A trio of lovely numbers follow -- the delicate "Love Is," the lilting "A Lark," and the dreamy "That's the Price You Pay," all expounding on life and love, the very simplicity of its lyrics capturing the essence of small town lives and concerns. And then "The Iceman Cometh" with a jangling of bells, a siren call to all children on a warm day. But what horror lurks in the dairy from which the cornets and sundaes pour forth? Shifting from breezy pop/rock to darkly ominous passages and in and out of prog rock, this is an Iceman worthy of Eugene O'Neill. Its evil spell is broken by the birds fluttering above "Hebden Bridge," gathering together in ever larger flocks, waiting for just the right moment to soar off on their migratory journey, taking wing on the music that so perfectly captures their flight.

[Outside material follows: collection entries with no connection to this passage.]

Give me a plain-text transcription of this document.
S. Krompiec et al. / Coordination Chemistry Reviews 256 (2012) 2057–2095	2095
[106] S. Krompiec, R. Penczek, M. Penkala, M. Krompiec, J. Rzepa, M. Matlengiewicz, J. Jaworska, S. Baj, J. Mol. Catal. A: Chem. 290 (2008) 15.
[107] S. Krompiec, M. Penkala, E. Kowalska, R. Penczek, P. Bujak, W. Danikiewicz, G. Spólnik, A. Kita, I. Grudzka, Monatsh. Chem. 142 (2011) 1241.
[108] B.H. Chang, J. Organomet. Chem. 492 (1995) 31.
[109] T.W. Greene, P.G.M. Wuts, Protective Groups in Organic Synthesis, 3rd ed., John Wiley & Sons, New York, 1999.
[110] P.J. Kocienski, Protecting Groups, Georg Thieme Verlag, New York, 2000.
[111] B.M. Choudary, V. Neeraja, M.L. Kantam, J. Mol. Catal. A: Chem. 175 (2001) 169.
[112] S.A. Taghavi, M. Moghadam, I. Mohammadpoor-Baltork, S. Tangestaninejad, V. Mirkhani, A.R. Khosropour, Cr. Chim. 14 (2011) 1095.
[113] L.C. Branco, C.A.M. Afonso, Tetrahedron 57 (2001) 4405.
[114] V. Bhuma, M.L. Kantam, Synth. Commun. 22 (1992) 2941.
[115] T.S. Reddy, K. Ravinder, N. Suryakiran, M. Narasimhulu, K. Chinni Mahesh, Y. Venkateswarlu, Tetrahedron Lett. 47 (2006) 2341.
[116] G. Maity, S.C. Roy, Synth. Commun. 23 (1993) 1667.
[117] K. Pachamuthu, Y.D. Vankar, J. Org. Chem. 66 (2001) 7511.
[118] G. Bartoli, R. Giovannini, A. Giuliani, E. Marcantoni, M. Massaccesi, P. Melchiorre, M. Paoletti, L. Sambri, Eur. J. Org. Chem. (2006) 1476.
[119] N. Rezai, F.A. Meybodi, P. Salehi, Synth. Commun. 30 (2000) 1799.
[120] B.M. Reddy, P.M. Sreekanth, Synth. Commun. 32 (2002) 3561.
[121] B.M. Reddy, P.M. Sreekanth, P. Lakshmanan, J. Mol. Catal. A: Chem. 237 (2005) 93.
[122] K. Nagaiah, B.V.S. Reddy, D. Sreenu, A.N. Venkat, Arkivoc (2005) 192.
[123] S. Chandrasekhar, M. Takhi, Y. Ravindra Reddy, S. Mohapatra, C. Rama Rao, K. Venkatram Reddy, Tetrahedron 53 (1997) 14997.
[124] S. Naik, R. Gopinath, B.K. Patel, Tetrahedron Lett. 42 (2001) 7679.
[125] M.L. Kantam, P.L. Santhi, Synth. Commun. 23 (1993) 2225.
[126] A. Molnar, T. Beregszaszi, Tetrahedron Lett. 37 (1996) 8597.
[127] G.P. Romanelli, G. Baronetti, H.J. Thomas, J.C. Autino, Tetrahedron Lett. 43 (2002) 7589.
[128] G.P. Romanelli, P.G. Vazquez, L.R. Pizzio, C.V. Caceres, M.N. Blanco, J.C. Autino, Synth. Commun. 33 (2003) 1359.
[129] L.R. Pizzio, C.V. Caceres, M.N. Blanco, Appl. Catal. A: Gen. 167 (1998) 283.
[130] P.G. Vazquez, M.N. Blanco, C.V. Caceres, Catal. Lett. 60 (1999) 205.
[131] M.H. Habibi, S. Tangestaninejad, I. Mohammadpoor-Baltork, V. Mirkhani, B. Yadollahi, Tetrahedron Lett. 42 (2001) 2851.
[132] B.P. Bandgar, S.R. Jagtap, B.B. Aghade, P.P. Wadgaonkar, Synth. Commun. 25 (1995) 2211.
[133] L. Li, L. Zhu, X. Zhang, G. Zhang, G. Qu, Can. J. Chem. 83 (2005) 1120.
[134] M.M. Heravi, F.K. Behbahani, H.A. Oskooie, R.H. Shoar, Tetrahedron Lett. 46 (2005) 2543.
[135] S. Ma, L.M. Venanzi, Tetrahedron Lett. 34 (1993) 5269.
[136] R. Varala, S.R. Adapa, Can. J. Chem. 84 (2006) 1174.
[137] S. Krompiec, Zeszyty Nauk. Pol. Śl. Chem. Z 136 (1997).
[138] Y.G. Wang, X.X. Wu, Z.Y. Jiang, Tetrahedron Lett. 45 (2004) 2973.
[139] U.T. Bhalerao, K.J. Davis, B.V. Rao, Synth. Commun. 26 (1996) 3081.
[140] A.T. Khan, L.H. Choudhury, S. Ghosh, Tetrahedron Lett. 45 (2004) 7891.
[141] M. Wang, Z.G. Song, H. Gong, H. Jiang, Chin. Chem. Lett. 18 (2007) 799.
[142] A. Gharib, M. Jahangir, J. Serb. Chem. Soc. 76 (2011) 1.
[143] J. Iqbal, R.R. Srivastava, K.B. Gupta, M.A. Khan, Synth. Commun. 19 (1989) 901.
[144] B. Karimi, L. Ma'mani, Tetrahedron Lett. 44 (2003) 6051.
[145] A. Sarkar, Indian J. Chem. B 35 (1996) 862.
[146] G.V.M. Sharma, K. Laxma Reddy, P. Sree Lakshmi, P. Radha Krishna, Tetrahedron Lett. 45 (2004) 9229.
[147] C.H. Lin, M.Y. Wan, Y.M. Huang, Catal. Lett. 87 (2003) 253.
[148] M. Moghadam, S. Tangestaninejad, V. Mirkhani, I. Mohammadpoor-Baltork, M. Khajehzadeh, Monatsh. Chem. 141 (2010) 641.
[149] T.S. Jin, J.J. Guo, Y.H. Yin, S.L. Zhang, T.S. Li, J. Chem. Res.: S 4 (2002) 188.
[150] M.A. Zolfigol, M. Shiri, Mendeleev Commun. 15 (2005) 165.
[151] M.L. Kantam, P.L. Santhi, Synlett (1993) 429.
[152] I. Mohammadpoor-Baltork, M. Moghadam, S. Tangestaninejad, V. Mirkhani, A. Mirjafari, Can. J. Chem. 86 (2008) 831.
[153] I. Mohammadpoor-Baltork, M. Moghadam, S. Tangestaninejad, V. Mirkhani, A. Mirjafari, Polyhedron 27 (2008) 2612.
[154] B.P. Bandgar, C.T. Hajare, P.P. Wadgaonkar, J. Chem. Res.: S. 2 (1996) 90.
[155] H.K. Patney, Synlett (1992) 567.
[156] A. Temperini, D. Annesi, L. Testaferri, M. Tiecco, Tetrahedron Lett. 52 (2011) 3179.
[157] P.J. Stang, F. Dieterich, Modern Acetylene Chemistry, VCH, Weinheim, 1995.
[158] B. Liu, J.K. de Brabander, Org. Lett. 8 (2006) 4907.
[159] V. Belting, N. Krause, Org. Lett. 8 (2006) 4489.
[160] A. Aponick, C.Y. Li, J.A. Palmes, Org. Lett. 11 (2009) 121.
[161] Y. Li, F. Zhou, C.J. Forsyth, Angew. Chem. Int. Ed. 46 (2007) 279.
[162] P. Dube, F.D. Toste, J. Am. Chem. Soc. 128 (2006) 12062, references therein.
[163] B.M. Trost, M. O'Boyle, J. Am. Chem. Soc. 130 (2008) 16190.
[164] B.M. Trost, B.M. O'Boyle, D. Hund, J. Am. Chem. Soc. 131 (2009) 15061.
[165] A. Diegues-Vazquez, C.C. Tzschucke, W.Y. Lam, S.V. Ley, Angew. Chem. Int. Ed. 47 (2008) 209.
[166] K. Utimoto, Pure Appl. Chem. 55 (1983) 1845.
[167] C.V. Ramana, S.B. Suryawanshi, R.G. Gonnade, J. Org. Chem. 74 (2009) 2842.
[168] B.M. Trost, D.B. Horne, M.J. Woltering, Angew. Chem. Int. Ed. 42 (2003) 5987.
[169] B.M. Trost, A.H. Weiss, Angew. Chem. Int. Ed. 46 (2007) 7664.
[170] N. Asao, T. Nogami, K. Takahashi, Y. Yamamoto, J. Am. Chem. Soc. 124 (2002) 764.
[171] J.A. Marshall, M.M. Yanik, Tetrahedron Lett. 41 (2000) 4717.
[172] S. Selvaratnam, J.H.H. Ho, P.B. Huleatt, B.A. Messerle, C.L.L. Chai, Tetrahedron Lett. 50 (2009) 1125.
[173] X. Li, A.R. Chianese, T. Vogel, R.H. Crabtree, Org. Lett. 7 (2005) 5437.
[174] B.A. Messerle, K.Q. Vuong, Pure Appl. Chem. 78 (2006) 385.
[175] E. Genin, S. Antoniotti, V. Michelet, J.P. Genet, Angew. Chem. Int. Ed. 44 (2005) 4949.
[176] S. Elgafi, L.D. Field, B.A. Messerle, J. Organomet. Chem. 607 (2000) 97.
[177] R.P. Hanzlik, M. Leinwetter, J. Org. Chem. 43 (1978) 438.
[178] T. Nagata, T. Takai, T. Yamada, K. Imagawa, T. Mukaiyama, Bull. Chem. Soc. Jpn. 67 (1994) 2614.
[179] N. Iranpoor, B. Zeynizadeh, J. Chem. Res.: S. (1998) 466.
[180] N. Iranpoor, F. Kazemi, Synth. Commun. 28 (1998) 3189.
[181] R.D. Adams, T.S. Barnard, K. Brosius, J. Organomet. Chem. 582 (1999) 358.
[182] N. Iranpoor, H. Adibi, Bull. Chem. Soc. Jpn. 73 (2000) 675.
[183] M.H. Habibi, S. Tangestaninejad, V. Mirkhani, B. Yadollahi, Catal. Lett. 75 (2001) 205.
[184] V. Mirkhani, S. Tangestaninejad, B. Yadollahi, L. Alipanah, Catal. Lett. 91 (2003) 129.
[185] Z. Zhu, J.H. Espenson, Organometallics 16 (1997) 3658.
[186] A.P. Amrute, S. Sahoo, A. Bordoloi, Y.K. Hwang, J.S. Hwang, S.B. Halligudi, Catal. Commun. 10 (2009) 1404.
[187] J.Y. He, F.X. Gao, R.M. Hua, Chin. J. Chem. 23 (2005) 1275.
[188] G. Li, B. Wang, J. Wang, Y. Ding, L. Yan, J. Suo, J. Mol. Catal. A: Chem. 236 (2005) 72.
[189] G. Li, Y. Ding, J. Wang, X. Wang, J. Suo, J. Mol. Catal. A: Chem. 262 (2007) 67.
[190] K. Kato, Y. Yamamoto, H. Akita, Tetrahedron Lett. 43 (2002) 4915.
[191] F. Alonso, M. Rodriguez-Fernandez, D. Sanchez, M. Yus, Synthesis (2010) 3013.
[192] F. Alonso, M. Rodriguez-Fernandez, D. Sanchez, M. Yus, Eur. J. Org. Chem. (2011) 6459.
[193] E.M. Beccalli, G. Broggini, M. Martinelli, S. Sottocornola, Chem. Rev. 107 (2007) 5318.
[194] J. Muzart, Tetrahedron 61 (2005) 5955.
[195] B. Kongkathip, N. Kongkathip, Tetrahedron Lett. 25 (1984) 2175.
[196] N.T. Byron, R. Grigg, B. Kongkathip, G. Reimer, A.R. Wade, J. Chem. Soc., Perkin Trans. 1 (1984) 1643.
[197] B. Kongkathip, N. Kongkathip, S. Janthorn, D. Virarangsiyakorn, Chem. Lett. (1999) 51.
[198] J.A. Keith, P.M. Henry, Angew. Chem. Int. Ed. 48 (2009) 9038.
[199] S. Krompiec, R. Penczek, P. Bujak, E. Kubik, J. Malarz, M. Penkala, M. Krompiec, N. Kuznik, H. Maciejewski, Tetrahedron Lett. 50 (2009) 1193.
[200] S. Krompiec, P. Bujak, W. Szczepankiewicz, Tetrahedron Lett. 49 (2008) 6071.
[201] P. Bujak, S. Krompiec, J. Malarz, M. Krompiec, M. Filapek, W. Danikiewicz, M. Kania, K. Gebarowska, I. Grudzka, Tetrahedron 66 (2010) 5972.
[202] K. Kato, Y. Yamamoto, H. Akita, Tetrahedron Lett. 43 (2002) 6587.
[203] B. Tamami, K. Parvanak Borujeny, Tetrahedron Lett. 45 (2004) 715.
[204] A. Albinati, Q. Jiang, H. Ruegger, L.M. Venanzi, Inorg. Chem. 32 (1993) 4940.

Their comings and goings define the timeless seasons, providing a bridge back into the town's past with the Renaissance flavored instrumental "Loot" and the medieval mystery of "Harp + Carp," a Grimroyd folk tale that climaxes into a prog rocker of monstrous proportions. The "Birds" return to remind us that man's time is short and mostly meaningless compared to the vastness of the universe, a typical medieval motif that contrasts sharply with the hard rocking "Location, Location, Location," a sharp lance to the gut of proud little Englande burgers. The majestic "Abendrot" (which kicked off the live Fiddling Meanly set), makes a surprise reappearance, followed by a second instrumental, the grand "Overture: Marsch Burleske." Susanna d'Arcy joins Wolstenholme for the classical duet "Pas de Deux," which begins with the pair intertwined but ends with them worlds apart. Grim ends grimly enough in a London flat, the invariable refuge for generations of those fleeing from the likes of Grimroyd, who've all merely exchanged one hell-hole for another, while the music sweeps across genres and the decades. Inspired, incredibly clever, and beautifully wrought, Grim musically, at least, belies its title, featuring Wolstenholme and his band at their best, while the caustic, wry, ironic but rarely bitter lyrics give this stellar album great depth. A masterful achievement.